M.
M. conduce un autobus urbano. Y sus pasajeros escuchan jazz.
Siempre lleva un libro a mano, para leer en los pequeños ratos libres que el trabajo le deja.
Fuma un cigarrillo de vez en cuando, suele hacerlo cuando toma café.
Le gustan las puestas de sol en Portugal y los pasteles de Belem.
Puede escaparse por las viejas calles adoquinadas de Lisboa en busca de un café de película o gastar bromas en el tranvía que sube al Castelo.

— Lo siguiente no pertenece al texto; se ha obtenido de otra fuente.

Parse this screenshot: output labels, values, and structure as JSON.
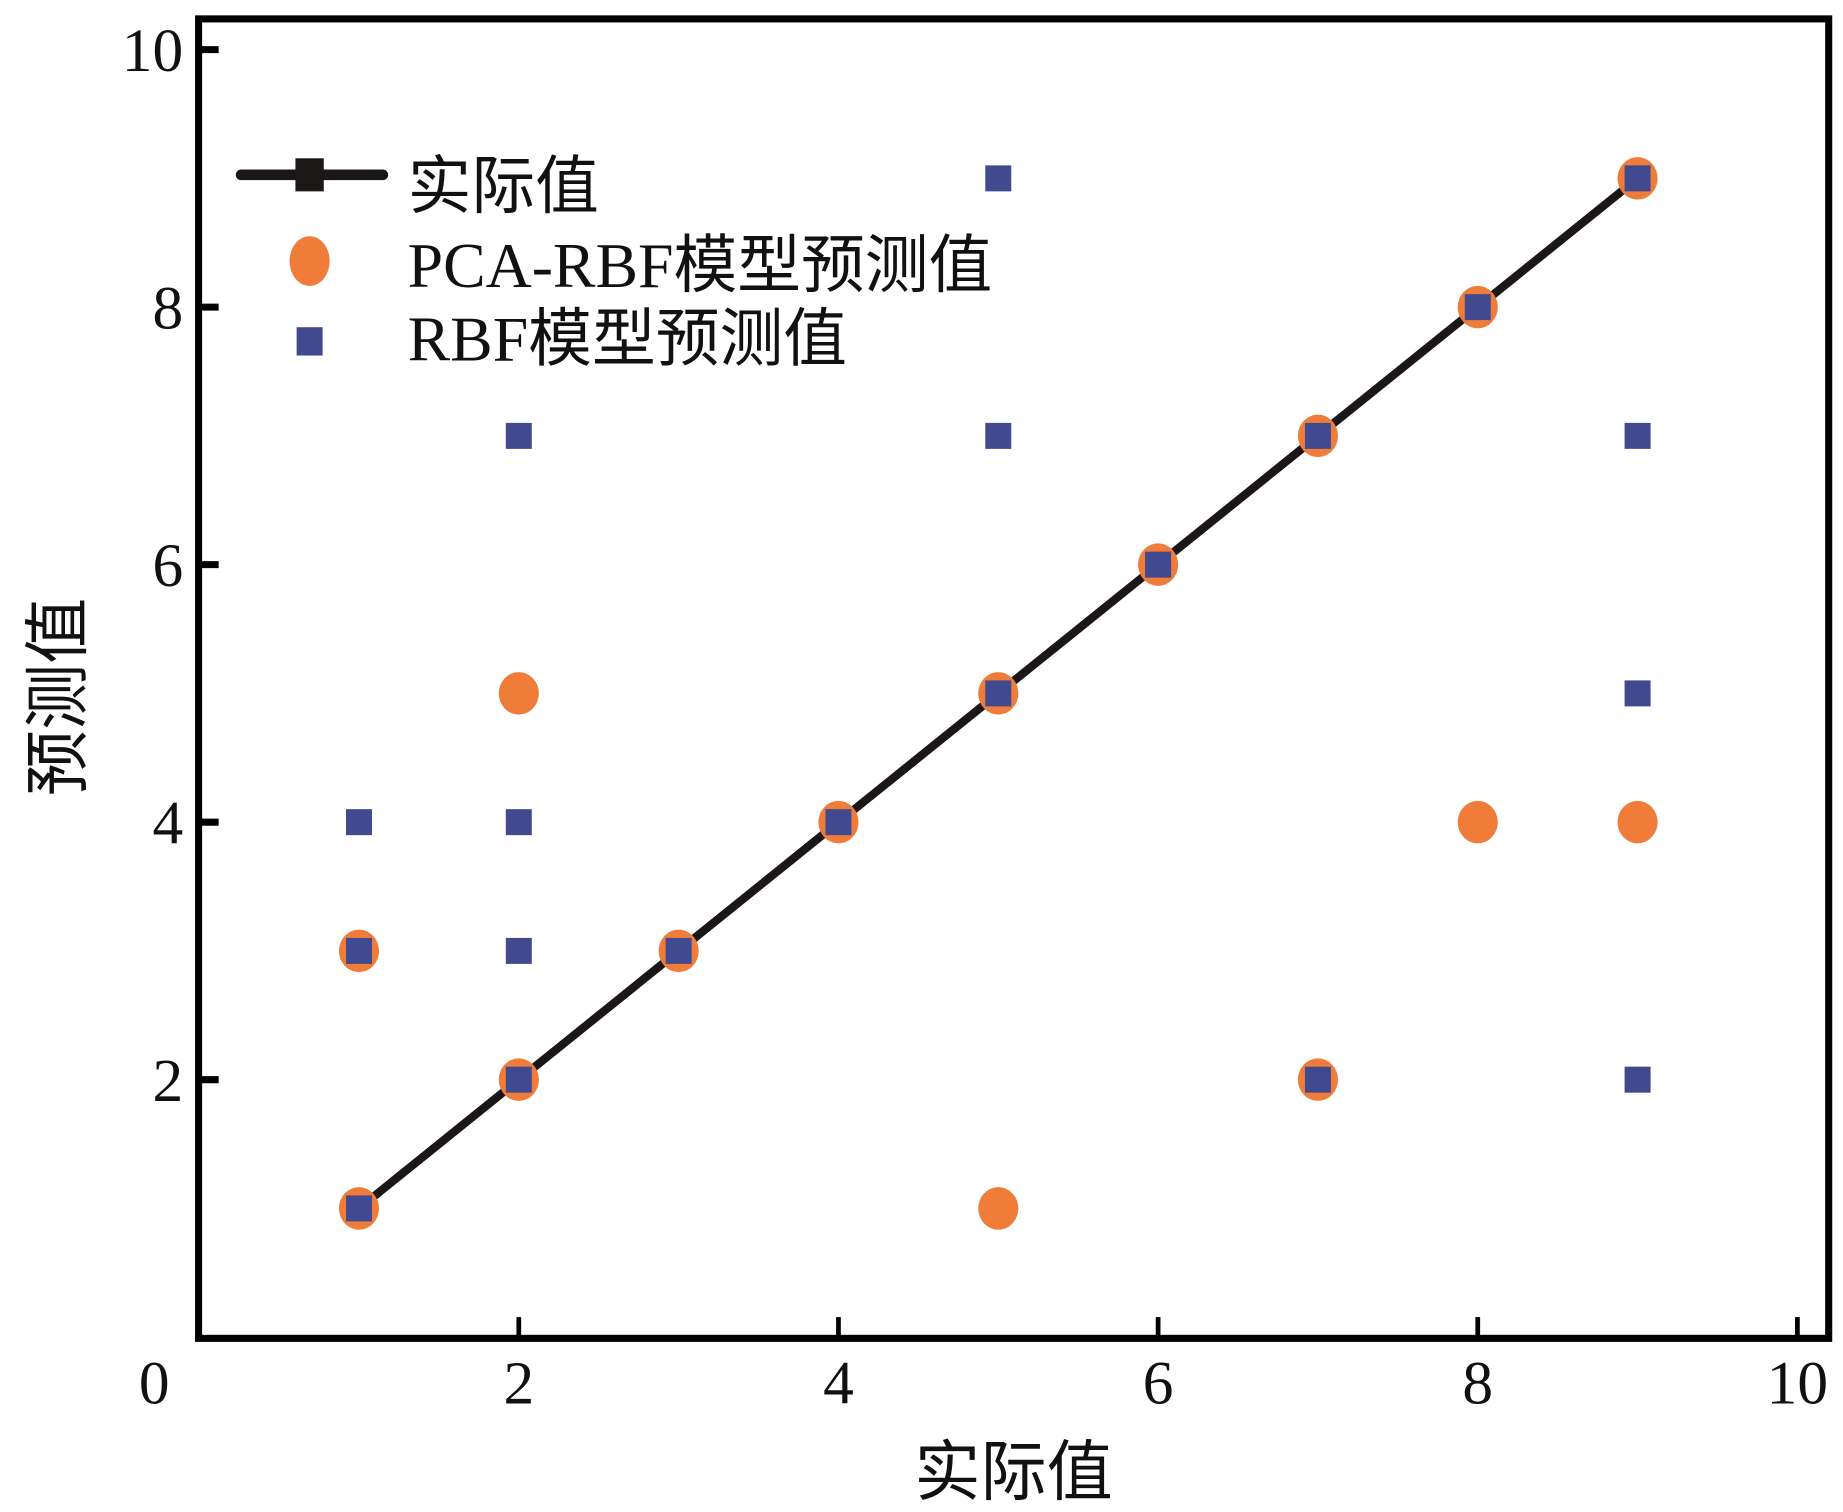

M. es tranquilo y tiene el corazón limpio. Te regala la última noticia interesante que ha oído, la última música que ha escuchado o comparte contigo sus lecturas y sus inquietudes sociales y políticas que están, siempre, llenas de humanidad y limpieza. Y te las regala como quien no quiere la cosa, dejándolas caer en tu bolsillo sin que apenas te des cuenta.
A veces dices algo en voz alta y él lo recoge y, sin darse importancia, aparece en tu casa con sus herramientas, para arreglarte el grifo de la ducha o una luz que no funciona.

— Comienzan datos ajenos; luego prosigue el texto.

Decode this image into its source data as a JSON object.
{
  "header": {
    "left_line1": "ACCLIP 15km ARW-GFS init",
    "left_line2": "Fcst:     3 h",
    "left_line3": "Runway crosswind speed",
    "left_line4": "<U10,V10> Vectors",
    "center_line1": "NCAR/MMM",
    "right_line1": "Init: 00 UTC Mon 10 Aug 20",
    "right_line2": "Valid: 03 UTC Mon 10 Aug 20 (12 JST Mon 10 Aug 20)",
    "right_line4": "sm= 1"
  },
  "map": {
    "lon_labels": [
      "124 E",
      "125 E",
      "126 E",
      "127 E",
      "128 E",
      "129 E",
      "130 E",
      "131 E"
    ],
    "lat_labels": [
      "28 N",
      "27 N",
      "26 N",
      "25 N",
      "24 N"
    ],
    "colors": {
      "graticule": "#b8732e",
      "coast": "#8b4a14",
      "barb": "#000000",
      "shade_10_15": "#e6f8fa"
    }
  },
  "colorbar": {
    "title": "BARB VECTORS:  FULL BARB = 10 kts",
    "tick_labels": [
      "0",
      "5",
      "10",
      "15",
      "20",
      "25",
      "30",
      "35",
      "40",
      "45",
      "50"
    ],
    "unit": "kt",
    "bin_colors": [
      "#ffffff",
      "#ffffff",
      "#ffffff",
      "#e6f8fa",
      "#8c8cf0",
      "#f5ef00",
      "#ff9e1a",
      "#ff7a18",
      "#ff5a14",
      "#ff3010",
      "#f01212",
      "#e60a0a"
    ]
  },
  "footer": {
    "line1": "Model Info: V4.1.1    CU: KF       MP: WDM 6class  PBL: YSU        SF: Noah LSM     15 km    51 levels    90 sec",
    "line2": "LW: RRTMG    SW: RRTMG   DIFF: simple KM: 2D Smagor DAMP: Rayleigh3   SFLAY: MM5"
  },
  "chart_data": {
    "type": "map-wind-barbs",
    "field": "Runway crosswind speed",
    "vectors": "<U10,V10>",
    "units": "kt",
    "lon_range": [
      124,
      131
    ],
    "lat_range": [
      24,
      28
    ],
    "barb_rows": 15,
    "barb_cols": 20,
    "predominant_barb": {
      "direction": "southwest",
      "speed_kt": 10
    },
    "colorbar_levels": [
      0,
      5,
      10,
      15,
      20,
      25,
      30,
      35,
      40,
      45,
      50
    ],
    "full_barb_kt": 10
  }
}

M. conoce muy bien el valor de los silencios y como decirle a los demás muchas cosas sin palabras.
Y conoce el valor de las palabras, por eso se emociona -sin aspavientos- cuando escucha o lee algo que despierta sus sentidos.

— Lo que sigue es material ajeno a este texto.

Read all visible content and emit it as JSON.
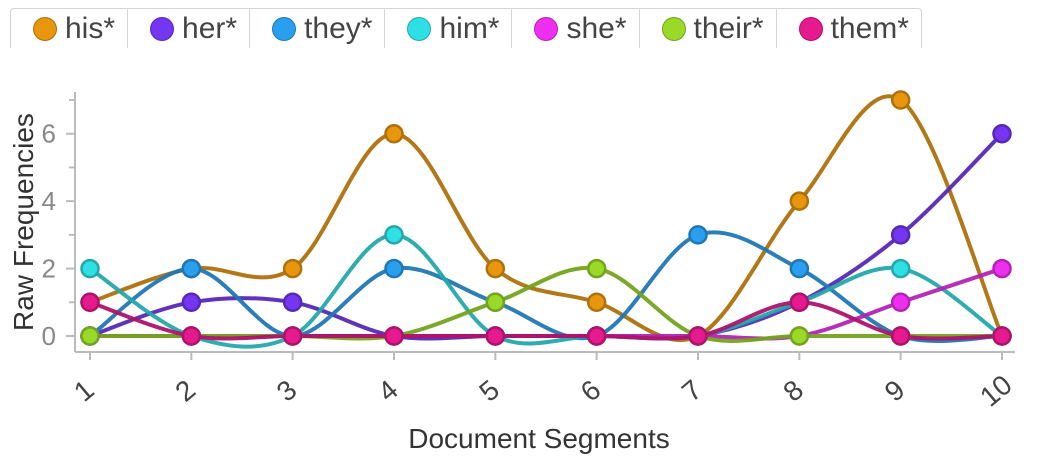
{
  "legend": [
    {
      "label": "his*",
      "color": "#e8960e"
    },
    {
      "label": "her*",
      "color": "#7436f0"
    },
    {
      "label": "they*",
      "color": "#2a9ff0"
    },
    {
      "label": "him*",
      "color": "#2ee0e4"
    },
    {
      "label": "she*",
      "color": "#ee2ff0"
    },
    {
      "label": "their*",
      "color": "#9ad928"
    },
    {
      "label": "them*",
      "color": "#e7198f"
    }
  ],
  "chart_data": {
    "type": "line",
    "xlabel": "Document Segments",
    "ylabel": "Raw Frequencies",
    "categories": [
      "1",
      "2",
      "3",
      "4",
      "5",
      "6",
      "7",
      "8",
      "9",
      "10"
    ],
    "yticks": [
      "0",
      "2",
      "4",
      "6"
    ],
    "ylim": [
      0,
      7
    ],
    "grid": false,
    "legend_position": "top",
    "series": [
      {
        "name": "his*",
        "color": "#e8960e",
        "values": [
          1,
          2,
          2,
          6,
          2,
          1,
          0,
          4,
          7,
          0
        ]
      },
      {
        "name": "her*",
        "color": "#7436f0",
        "values": [
          0,
          1,
          1,
          0,
          0,
          0,
          0,
          1,
          3,
          6
        ]
      },
      {
        "name": "they*",
        "color": "#2a9ff0",
        "values": [
          0,
          2,
          0,
          2,
          1,
          0,
          3,
          2,
          0,
          0
        ]
      },
      {
        "name": "him*",
        "color": "#2ee0e4",
        "values": [
          2,
          0,
          0,
          3,
          0,
          0,
          0,
          1,
          2,
          0
        ]
      },
      {
        "name": "she*",
        "color": "#ee2ff0",
        "values": [
          0,
          0,
          0,
          0,
          0,
          0,
          0,
          0,
          1,
          2
        ]
      },
      {
        "name": "their*",
        "color": "#9ad928",
        "values": [
          0,
          0,
          0,
          0,
          1,
          2,
          0,
          0,
          0,
          0
        ]
      },
      {
        "name": "them*",
        "color": "#e7198f",
        "values": [
          1,
          0,
          0,
          0,
          0,
          0,
          0,
          1,
          0,
          0
        ]
      }
    ]
  }
}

También sabe escuchar muy bien. A veces le observo mientras lo hace y aprendo de él como debería yo hacerlo.
Hoy M. me ha regalado la posibilidad de conocer a un saxofonista ruso: Igor Butman, y yo me siento agradecida al destino por haber conocido a alguien como él y le agradezco a él que haya puesto la banda sonora a mi regreso a la rutina.